Ropp and Anzaldúa are not necessarily incompatible and neither are Ozeki and Morales. The recognition of racial tension is the key aspect of self-awareness for both Jane and Gregory. However, the mestiza offers a new way of thinking – a new conscious “of the borderlands,” and Morales and Ropp value identity and it’s history as means of challenging social norms. Morales is brilliant in pointing out the numerous misconceptions about race, purity and disease, that as an informed reader, it is easy to qualify as abnormal, or at the least inhumane. By the end of Rag Doll Plagues, Morales has created a quasi-realistic situation. Blood farms for MCM’s seem plausible when paired with the colonial history recounted in “La Mona.” Ozeki also evokes the colonial history of enslavement, forced labor and rape evident in mixed race ancestral past. However, Jane steps outside of the ‘other’ and becomes self- defining.
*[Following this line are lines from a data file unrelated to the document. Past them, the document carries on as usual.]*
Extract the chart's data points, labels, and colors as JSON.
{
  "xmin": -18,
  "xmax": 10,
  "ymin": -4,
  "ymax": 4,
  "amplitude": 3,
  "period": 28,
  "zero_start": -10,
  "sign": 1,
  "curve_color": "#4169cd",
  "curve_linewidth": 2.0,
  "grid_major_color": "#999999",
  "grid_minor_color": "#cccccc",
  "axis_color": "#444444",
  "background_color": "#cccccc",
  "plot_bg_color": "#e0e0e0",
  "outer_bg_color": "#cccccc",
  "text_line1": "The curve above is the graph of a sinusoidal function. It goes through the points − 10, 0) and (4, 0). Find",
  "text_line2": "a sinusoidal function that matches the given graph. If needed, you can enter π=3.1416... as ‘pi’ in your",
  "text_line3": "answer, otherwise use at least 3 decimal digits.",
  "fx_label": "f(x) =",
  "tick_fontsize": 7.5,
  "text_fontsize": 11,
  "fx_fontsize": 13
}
Through Jane, the mestiza path is redefined, but laid out as a process that begins at ambiguity and ends with a hybrid progeny- a documentary symbolic of the mestiza’s “new mythos.” (Anzaldúa 141) In both novels, the mixed race project is aimed at ending the cycle of “rape, violence and war,” (Anzaldúa 141) which unfortunately is synonymous with the history of the racially mixed.
1 “Gregory” refers to all three Gregory’s (or Gregario) in “Rag Doll Plagues,” as I understand each of them as an extension of one another (historically and structurally.) I will refer to them in unison unless otherwise stated.